Verstappen, who now has three career poles, said Sunday’s race would be a bit of a step into the unknown. “They’re still very fast,” he said of Mercedes. “But it seems like we have quite decent top speed this weekend so hopefully that will work out for tomorrow.”
McLaren are selling a minority stake in their Formula One team to a consortium of U.S.-based investors in a deal that will value the British racing outfit at 560 million pounds ($740.49 million), Sky News reported on Saturday, citing sources. The MSP Sports Capital-led consortium would put 185 million pounds into McLaren Racing over a two-year period, Sky News reported, adding that the deal could be announced as early as Sunday. McLaren Racing and MSP Sports Capital did not immediately respond to a request for comment.
Silverstone will rename its International Pits Straight after seven-times Formula One world champion Lewis Hamilton, the home of the British Grand Prix announced on Saturday.

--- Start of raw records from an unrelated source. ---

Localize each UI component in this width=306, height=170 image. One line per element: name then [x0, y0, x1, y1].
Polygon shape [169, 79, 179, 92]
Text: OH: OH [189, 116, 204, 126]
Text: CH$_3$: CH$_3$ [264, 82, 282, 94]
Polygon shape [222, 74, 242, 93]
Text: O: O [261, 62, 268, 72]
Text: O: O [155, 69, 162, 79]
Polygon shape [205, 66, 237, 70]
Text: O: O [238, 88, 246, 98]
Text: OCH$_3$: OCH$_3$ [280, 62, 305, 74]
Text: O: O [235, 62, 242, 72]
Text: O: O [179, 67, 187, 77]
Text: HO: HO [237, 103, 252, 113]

Hamilton this year became the most successful Formula One driver of all time after beating Michael Schumacher’s wins record and equalling the retired Ferrari great’s seven championships. Silverstone said in a statement that the stretch of track, flanked by the Wing building, would become Hamilton Straight. “It is the first time in Silverstone’s history that a part of the circuit has been named after any individual,” said British Racing Drivers’ Club president David Coulthard in a statement ahead of the season-ending Abu Dhabi Grand Prix.
“Lewis has become a huge part of this history and the directors of the Club and I felt there was no better way to mark this than to rename the iconic pits straight in recognition of his record-breaking achievements.” Hamilton has won his home grand prix seven times.
Hamilton, meanwhile, said he was still feeling the after-effects of COVID-19 after qualifying third for Formula One’s Abu Dhabi season-ender but vowed to give his all in Sunday’s race.